Life went on. Watching the soldiers in their cots, he learned who would die, though he didn’t know why. They had a sort of—Prudence called it a veil, and that was likely the best word for it—that set them apart from the rest, a glowing presence that told William they were not long for the world. William appointed himself to sit at these soldiers’ bedsides and to wait. When they expired, he sat and waited to see if they would pass on. Most did. The unlucky few, however, stumbled into the afterlife.

“I am William Mason, footman at Downton Abbey,” he told them. “Welcome to the next life.”

Most started away from him, even fewer believed him. One man said, “Greetin’s, sir,” like William was an officer—and slipped back into his body, mortal once more again.

For weeks after that, rumors circulated around the mortals that Death had a footman.

And so it went, that the mortals lived their lives, and William lived his, until the Spanish Flu struck Downton Abbey.

* * *


“William.”

William looked up from the piano keys to see Prudence, the kitchen maid, standing at the entrance to the servants’ hall. He liked Prudence. She had a twinkle in her eye for him every time he sneaked into the kitchen to filch pastries or apples for the horses.

Tonight, she looked worried.

“What is it, Prudence?” he asked, turning away from the piano.

She twisted her hands about. “Something is wrong,” she said. “I feel…strange.”

“How do you mean?”

“I feel…that’s it. I just feel.” The twinkle was long gone as Prudence looked at him. She had begun to shiver. “I am scared, William.”

“Never fear, Pru, we shall get to the bottom of this. Helen! Mrs. Jenkins! Come quick!” William shouted down the hallway that led to the housekeeper’s study, hoping that she was in there, enjoying her cuppa as she habitually did at this time in the evening.

“No, no, there isn’t time—” Prudence grasped his arms at the wrists, and William felt a sense of cold sweep through the room. A second later, the walls began to buckle. “What is going on, William?”

William looked about at the walls, which were writhing and shaking. “Prudence, you’re passing on.”

“What? But I’ve done nothing amiss—”

“Chin up,” William said. “You’ve been handed a blessing, you have.”

“But why?” Prudence asked as she began to glow, so bright that it once again hurt his eyes. The soldiers that passed on right away, they did so with minimal fuss, but William had to figure, the longer you’d been a ghost, the brighter the afterlife seemed to you. He longed to shield his eyes, for Prudence was glowing more sharply than anything he had ever witnessed, but he didn’t look away, not even when the walls folded in half and crunched. “William, I’m frightened.”

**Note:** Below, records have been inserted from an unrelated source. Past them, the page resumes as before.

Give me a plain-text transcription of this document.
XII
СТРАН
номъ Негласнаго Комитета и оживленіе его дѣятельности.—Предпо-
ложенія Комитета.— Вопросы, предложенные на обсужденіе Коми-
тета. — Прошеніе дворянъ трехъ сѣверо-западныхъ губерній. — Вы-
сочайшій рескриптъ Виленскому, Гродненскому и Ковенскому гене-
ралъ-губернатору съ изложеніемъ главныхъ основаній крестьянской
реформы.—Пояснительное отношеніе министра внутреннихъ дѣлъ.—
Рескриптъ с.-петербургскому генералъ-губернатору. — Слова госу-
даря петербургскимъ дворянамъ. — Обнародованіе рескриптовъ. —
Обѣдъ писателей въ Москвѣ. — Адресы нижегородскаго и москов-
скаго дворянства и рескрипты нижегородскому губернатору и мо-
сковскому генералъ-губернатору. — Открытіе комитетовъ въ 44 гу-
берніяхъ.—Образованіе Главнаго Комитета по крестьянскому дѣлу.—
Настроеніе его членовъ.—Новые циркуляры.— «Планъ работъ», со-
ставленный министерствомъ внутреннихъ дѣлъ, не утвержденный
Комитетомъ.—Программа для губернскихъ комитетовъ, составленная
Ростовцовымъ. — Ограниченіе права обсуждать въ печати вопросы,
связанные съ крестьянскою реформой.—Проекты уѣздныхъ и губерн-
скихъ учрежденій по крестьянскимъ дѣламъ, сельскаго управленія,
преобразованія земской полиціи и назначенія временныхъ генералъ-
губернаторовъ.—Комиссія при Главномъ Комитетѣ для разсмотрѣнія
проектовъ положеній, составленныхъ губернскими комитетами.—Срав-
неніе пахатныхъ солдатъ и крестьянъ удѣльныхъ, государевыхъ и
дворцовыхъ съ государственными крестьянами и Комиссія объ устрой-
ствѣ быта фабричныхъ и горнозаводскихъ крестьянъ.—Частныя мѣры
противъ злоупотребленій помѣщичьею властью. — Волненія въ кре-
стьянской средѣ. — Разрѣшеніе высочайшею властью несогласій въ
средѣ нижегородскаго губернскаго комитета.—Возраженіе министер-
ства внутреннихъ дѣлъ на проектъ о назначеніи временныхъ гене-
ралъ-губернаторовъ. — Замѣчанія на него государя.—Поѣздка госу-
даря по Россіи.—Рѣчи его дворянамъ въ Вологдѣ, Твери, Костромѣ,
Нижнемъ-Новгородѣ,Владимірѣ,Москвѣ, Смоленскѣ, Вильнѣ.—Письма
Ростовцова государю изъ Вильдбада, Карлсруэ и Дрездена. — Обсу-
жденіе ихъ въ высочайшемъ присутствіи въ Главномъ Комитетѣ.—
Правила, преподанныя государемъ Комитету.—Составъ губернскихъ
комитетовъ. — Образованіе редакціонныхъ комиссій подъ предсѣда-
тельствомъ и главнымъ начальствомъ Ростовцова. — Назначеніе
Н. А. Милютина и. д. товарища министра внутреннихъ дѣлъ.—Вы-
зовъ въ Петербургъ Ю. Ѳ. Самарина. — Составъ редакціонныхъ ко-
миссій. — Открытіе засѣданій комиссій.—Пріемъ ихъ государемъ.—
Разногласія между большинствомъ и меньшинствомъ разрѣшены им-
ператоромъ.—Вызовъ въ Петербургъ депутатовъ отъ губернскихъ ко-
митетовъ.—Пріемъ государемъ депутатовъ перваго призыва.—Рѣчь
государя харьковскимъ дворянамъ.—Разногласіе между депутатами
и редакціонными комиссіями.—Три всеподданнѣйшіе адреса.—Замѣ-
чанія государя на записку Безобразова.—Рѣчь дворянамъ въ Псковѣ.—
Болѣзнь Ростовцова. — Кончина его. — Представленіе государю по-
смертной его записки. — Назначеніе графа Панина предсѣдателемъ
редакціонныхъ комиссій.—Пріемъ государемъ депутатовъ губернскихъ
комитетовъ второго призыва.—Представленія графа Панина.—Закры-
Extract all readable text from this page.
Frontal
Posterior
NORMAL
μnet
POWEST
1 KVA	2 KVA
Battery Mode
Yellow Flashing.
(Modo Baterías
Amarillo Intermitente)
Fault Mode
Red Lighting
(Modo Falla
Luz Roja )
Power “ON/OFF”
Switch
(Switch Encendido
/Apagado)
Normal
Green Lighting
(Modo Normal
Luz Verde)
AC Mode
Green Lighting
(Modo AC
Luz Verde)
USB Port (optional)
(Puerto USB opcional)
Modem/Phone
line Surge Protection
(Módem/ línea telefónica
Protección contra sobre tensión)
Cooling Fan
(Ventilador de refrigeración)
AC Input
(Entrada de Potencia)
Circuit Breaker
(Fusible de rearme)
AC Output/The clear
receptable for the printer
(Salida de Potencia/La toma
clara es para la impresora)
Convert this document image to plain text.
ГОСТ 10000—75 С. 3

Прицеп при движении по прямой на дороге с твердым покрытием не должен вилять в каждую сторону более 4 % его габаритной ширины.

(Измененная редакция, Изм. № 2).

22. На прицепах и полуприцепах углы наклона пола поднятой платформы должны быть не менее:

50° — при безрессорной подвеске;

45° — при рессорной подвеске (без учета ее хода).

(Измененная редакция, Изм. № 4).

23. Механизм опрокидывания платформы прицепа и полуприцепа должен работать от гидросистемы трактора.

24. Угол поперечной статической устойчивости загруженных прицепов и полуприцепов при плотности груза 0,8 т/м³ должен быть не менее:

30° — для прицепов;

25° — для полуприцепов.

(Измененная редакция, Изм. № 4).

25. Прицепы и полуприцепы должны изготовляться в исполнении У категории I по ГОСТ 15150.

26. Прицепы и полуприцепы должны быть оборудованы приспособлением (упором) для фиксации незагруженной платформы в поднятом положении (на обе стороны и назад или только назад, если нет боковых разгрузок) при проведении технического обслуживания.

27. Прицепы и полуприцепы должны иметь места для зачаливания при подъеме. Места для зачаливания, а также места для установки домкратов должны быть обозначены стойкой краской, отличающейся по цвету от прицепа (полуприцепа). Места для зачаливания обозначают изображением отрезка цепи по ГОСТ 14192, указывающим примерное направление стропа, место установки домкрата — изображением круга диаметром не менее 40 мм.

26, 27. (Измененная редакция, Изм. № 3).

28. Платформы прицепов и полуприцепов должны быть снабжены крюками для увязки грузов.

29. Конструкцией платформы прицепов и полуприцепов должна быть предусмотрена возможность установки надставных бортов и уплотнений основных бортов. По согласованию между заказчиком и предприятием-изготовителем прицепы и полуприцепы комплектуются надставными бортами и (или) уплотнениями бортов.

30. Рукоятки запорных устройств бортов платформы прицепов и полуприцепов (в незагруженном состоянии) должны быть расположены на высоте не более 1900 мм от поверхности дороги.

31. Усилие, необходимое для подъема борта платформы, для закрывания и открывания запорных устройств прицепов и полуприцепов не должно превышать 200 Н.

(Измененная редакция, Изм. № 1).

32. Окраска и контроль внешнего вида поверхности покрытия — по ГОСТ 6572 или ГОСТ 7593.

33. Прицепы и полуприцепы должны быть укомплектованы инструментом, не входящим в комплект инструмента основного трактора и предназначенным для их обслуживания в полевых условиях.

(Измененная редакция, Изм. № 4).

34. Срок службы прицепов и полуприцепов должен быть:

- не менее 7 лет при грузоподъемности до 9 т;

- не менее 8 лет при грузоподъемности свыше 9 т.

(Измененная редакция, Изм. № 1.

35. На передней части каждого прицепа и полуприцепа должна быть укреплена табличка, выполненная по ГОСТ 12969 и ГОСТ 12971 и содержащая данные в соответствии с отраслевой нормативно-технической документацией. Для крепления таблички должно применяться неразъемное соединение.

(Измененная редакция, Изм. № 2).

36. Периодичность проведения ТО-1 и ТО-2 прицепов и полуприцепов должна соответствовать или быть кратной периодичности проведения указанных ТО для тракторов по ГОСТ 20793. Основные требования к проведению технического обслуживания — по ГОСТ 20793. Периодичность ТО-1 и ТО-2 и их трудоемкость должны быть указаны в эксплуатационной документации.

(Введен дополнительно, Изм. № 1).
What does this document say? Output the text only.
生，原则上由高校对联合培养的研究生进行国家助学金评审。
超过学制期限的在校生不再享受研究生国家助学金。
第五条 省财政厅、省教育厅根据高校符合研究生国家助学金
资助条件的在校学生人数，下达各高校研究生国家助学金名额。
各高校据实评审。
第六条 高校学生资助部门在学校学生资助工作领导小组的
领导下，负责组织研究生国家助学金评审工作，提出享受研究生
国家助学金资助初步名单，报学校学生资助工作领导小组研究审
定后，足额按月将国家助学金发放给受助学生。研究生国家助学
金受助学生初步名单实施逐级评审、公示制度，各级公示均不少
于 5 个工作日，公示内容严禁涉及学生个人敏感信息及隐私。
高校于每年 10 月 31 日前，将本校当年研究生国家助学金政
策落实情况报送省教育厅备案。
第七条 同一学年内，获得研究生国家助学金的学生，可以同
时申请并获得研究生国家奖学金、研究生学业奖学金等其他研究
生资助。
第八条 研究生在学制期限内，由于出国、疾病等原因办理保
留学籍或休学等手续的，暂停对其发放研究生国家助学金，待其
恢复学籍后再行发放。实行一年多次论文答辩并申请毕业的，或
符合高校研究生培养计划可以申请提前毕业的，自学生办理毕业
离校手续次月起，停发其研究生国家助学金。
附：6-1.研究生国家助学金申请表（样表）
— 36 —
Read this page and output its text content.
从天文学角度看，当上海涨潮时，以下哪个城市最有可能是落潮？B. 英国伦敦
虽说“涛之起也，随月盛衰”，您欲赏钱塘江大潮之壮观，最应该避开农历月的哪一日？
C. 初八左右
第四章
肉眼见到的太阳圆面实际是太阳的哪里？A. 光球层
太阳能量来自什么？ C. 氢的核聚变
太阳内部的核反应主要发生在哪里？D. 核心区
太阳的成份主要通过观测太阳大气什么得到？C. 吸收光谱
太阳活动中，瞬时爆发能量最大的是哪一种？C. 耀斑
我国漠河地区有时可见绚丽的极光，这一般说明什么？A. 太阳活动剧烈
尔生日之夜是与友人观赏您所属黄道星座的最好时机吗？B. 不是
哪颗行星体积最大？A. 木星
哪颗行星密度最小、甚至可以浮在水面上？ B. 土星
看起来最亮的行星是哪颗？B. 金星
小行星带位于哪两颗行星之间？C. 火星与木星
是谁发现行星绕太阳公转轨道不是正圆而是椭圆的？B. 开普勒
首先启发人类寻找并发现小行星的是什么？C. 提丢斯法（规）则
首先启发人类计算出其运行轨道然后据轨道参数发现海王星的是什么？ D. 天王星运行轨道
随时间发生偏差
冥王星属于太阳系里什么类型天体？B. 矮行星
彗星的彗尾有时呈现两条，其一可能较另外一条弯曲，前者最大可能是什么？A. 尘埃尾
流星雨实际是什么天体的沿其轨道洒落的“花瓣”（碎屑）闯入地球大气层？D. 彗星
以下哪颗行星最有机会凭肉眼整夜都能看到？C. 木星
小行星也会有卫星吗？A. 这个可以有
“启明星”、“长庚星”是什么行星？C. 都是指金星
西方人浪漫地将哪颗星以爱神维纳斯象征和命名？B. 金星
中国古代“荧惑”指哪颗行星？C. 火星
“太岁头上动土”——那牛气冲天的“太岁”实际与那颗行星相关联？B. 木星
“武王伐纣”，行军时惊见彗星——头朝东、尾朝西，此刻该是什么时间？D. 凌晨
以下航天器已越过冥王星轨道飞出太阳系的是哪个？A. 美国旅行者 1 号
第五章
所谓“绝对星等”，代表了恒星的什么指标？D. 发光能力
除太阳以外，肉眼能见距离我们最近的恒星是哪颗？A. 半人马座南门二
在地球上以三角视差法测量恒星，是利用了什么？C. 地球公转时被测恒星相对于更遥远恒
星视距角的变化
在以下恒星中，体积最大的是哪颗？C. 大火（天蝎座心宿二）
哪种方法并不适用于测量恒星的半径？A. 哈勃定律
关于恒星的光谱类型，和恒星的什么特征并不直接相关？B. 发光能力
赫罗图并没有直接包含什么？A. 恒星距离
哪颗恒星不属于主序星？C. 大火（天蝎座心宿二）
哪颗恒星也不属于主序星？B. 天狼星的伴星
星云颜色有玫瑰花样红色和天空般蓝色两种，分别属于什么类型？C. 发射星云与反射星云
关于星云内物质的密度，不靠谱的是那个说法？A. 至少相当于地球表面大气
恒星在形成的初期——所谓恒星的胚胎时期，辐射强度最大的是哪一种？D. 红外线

“Be well, Prudence,” William said, and Prudence managed a final, shaky smile before the flash, and he was standing alone in the servant’s hall.

Seconds later, he heard a shout. “William! Hurry!”

“Helen?” he asked, rushing from the hall and into the stairwell. “What is it? What is going on?”

“Two maids, upstairs, they’ve got veils. And the woman they call Miss Swire!” Helen grabbed his hand to pull him toward the living quarters of the mortals. She looked about in confusion. “Where’s Prudence?”

“She’s passed on.”

“Oh.” Envy and fear crossed Helen’s face. “That’s why, then.”

“Why what?”

“One of the maids is to take her place, of course. That is how things work.”